HM Revenue and Customs (HMRC) has again postponed the publication of the estimated cost of the 2018/19 pension tax relief to ensure the data is free from errors.
The estimates of the pension tax relief 2018/19 will be published according to the tax office together with the statistics for 2019/20 in September 2021.
In this way, HMRC can “work to ensure that the data provided by pension systems is correct and of the highest standard”.
Typically, HMRC publishes its “PEN 6” assessment of the tax relief costs of registered pension schemes annually along with other personal pension data.
The last publication took place in September 2019 with the PEN-6 figures for the 2017/18 discharge.
The figures for 2018/19 should have been published in September 2020.
There are now rumors that the government is considering changing pension tax policy.
However, consultancy LCP asked how it might consider making changes to the tax break without knowing the cost of that relief.
A report by The Telegraph earlier this week said measures considered by the Treasury Department included lowering the lifelong allowance, introducing a flat-rate tax break or taxing employers’ contributions.
An LCP spokesperson said: “Gathering meaningful information for Table 6 has always been a challenge, especially with regard to occupational pension schemes for which there is no direct data (e.g. the arguments that support the assessment of the relief for DB Deny delimitation).
“And the notes to the table always say: ‘The figures are based on administrative data and information from the HMRC, compiled by the Office for National Statistics (ONS) from various sources. The costs are subject to extensive revisions and show a particularly high error rate ”.
“It is not clear what the data errors could include. But it is worrying that there may be data errors in personal pension statistics – an area where one would have expected clear sources of information. “
An HMRC spokesman said, “Unfortunately, HMRC will not be releasing the full set of personal pension statistics today, as previously announced.
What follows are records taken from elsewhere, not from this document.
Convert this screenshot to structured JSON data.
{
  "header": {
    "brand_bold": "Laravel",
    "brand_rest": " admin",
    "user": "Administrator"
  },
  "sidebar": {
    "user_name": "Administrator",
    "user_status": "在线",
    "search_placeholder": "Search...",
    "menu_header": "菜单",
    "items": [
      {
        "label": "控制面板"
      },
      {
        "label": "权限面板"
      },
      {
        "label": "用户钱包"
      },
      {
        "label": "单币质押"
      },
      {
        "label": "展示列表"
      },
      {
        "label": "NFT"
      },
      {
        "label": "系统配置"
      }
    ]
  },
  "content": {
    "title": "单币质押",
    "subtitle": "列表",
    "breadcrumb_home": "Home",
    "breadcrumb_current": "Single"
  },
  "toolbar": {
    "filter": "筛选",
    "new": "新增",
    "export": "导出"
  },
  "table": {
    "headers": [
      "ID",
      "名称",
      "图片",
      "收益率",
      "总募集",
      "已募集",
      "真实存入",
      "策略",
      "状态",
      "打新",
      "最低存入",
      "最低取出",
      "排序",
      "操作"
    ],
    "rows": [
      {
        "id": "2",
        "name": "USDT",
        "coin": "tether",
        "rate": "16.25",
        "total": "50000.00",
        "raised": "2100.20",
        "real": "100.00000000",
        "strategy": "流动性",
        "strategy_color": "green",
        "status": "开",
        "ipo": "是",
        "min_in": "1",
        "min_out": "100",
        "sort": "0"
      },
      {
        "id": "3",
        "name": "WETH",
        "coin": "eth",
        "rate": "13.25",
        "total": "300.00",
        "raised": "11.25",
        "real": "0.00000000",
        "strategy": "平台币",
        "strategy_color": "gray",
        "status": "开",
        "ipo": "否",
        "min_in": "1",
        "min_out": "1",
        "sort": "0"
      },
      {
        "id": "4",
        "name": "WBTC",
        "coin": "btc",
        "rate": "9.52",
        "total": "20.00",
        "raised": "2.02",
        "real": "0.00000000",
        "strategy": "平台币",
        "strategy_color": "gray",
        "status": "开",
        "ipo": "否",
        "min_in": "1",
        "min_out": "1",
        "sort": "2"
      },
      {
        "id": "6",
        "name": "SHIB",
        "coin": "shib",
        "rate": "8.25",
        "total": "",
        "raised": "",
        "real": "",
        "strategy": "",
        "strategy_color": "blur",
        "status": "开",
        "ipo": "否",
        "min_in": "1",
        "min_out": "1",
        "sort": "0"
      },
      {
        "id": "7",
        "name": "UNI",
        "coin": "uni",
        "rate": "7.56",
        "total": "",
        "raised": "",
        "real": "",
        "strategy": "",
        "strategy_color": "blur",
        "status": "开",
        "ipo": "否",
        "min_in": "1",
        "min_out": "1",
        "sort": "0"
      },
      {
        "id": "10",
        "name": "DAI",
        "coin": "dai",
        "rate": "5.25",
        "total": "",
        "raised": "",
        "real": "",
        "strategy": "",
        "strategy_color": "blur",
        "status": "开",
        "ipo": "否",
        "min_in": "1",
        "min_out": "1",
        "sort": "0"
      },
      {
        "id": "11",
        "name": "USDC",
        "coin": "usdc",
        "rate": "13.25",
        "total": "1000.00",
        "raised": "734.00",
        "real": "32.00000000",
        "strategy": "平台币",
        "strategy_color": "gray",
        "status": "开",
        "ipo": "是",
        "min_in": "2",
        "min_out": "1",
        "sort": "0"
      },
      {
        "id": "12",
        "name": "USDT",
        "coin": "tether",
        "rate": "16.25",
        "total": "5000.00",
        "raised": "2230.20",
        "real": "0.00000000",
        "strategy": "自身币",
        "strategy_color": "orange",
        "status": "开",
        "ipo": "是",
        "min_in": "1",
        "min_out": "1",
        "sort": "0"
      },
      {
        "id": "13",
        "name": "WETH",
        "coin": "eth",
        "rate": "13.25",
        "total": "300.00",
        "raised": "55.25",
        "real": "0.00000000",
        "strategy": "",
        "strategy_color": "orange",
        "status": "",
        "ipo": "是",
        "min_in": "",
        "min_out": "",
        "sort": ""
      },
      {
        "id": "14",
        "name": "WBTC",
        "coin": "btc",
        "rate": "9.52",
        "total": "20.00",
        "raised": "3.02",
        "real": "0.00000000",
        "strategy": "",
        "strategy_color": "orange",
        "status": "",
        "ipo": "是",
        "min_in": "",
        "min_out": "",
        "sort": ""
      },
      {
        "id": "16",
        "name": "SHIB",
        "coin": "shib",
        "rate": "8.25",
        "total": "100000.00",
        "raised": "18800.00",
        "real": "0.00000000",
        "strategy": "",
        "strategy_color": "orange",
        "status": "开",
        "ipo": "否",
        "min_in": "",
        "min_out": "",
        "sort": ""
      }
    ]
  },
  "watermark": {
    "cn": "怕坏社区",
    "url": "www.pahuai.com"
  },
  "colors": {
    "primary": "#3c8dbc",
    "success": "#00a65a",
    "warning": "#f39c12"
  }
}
In this way we can ensure that the data provided by pension systems is correct and of a high standard.
“We apologize for the delay and the full statistics will be released in September.”
Earlier this week (June 21), Steven Cameron, Aegon’s pension director, warned that proposals to reduce the higher tax breaks on pensions while maintaining the triple lockdown on state pensions would hit the younger generations hardest.
According to Cameron, maintaining the triple lock on the state pension without adjustment would likely bring an unexpected increase for state pensioners next April, paid for by the working-age population.
And any plans to cut generous pension tax breaks – including the introduction of a tax on employers’ contributions – would hurt many working-age retirees and create “a cross-generational double-blow”.